Billion-dollar cut to NYPD criticized by protesters and police supporters

Public Advocate Jumaane Williams was so dissatisfied with the proposed $1 billion cutback in NYPD funding that he threatened to use his City Charter authority to stop the budget’s passage if additional reforms were not made.
Photo by Todd Maisel

The impending $88.1 billion budget for New York City that includes a $1 billion cut to the New York Police Department has drawn ire on both sides of the aisle — with police advocates slamming the cuts and activists claiming the reforms don’t go far enough.

As of Tuesday morning, more than a dozen New York City councilmembers were expected to vote against the budget plan this evening — with some calling it insufficient and others saying that the NYPD cuts go too far. 

Police Benevolent Association President Pat Lynch, who earlier this month blasted the state legislature for making legal changes affecting the Police Department without “giving [them] a seat at the table,” said Monday that the mayor’s commitment sent a clear message to New Yorkers.
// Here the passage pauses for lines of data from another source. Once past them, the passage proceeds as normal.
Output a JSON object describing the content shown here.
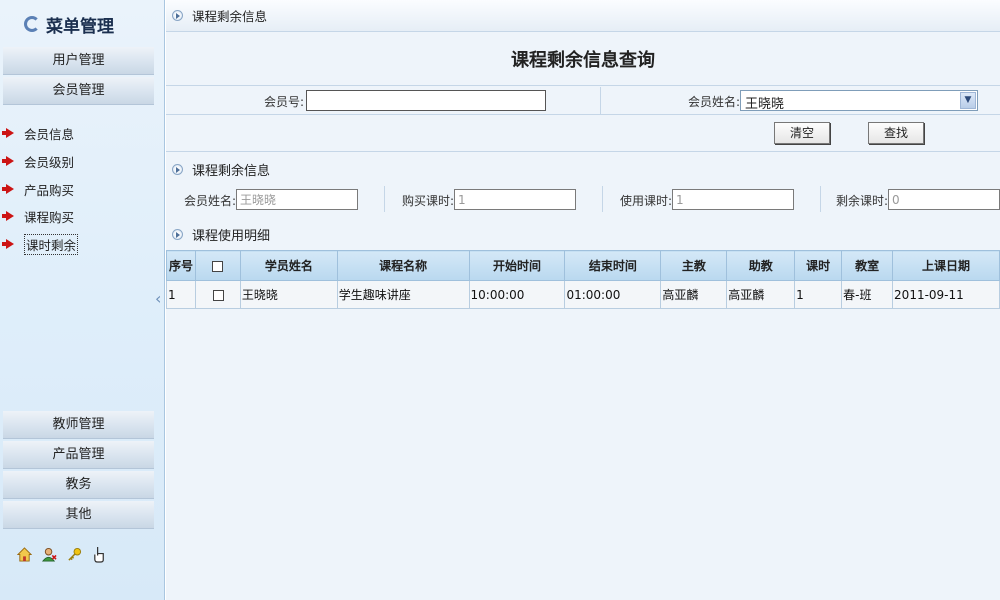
{
  "sidebar": {
    "title": "菜单管理",
    "groups_top": [
      {
        "label": "用户管理"
      },
      {
        "label": "会员管理"
      }
    ],
    "sub_items": [
      {
        "label": "会员信息"
      },
      {
        "label": "会员级别"
      },
      {
        "label": "产品购买"
      },
      {
        "label": "课程购买"
      },
      {
        "label": "课时剩余"
      }
    ],
    "groups_bottom": [
      {
        "label": "教师管理"
      },
      {
        "label": "产品管理"
      },
      {
        "label": "教务"
      },
      {
        "label": "其他"
      }
    ],
    "bottom_icons": [
      "home-icon",
      "user-icon",
      "key-icon",
      "hand-pointer-icon"
    ]
  },
  "breadcrumb": {
    "label": "课程剩余信息"
  },
  "page": {
    "title": "课程剩余信息查询"
  },
  "search": {
    "member_no_label": "会员号:",
    "member_no_value": "",
    "member_name_label": "会员姓名:",
    "member_name_value": "王晓晓",
    "clear_label": "清空",
    "search_label": "查找"
  },
  "remain": {
    "section_label": "课程剩余信息",
    "name_label": "会员姓名:",
    "name_value": "王晓晓",
    "bought_label": "购买课时:",
    "bought_value": "1",
    "used_label": "使用课时:",
    "used_value": "1",
    "left_label": "剩余课时:",
    "left_value": "0"
  },
  "detail": {
    "section_label": "课程使用明细",
    "columns": [
      "序号",
      "",
      "学员姓名",
      "课程名称",
      "开始时间",
      "结束时间",
      "主教",
      "助教",
      "课时",
      "教室",
      "上课日期"
    ],
    "rows": [
      [
        "1",
        "",
        "王晓晓",
        "学生趣味讲座",
        "10:00:00",
        "01:00:00",
        "高亚麟",
        "高亚麟",
        "1",
        "春-班",
        "2011-09-11"
      ]
    ]
  },
  "colors": {
    "sidebar_bg": "#dfeefa",
    "header_bg": "#b9d8ef",
    "accent_red": "#cc1414"
  }
}
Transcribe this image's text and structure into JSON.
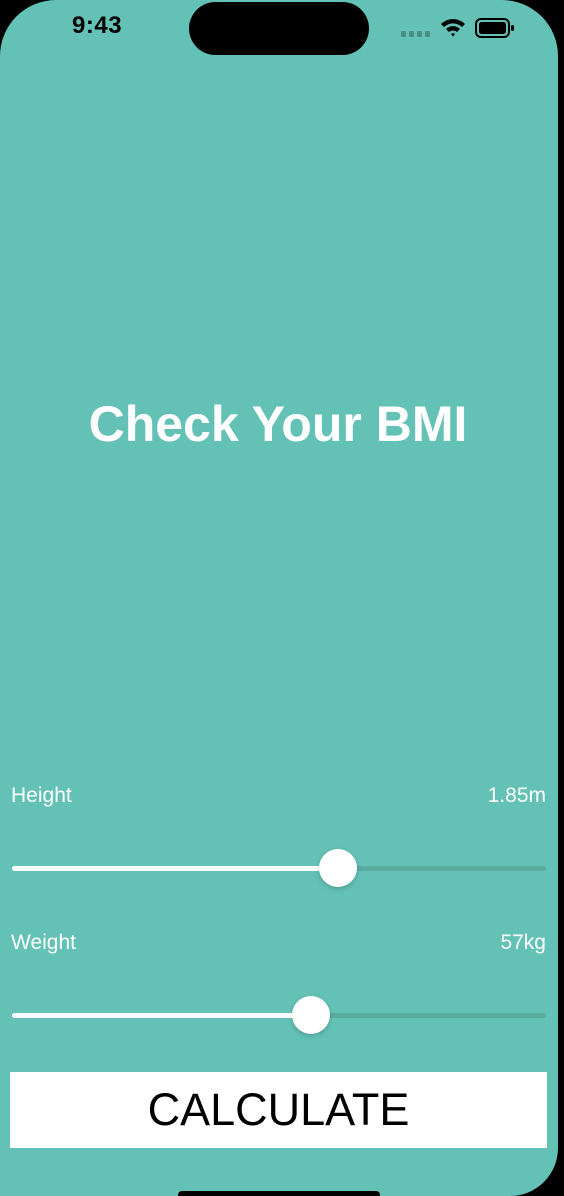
{
  "status_bar": {
    "time": "9:43",
    "icons": [
      "cellular-signal-icon",
      "wifi-icon",
      "battery-icon"
    ]
  },
  "title": "Check Your BMI",
  "height": {
    "label": "Height",
    "value_text": "1.85m",
    "slider_fraction": 0.61
  },
  "weight": {
    "label": "Weight",
    "value_text": "57kg",
    "slider_fraction": 0.56
  },
  "calculate_label": "CALCULATE",
  "colors": {
    "background": "#64c1b5",
    "track_unfilled": "#58ab9f",
    "foreground": "#ffffff",
    "button_text": "#000000"
  }
}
“Mayor de Blasio’s message to New Yorkers today was clear: you will have fewer cops on your streets,” Lynch said in a statement. “We will say it again: the mayor and the City Council have surrendered the city to lawlessness. Things won’t improve until New Yorkers hold them responsible.”

Meanwhile, organizers from groups like VOCAL-NY — a grassroots organization dedicated to “building power” within low-income neighborhoods — said they’d hoped for more systemic reforms. 

“The deal as described does nothing … [it preserves] police resources and power — with not a single layoff among NYPD’s uniformed cops — and continues the mayor’s initial budget proposal to starve the communities left devastated by the coronavirus crisis, the same communities targeted by historical and current police abuse,” VOCAL-NY said in a statement.

Public Advocate Jumaane Williams also blasted the proposal ahead of Tuesday’s Council vote, threatening to use the City Charter to block the collection of property taxes and prevent the budget from being implemented if stakeholders do not change the current school safety model, discuss policing reform, and enact an NYPD hiring freeze.

“New Yorkers will not be content with low hanging fruit, when what’s needed is to uproot the tree,” Williams tweeted. 

Others, like President of the Citizens Crime Commission of New York City Richard Aborn, lauded the mayor and the City Council for having reached a compromise that doesn’t reduce the current headcount of the department.

“There is no dispute that policing needs significant reforms; no dispute whatsoever. I have been clear about that fact, and many reforms both long term and short term can be achieved,” he said in a statement released Tuesday “But also make no mistake about this: cutting cops in the midst of rapidly rising crime will not address many, or even any, of the very important issues that have been raised about policing. And further cutting overtime at the beginning of July, when the department relies on putting more cops out to cut crime will have [a] woeful effect.”

The City Council is expected to vote on the budget early Tuesday evening.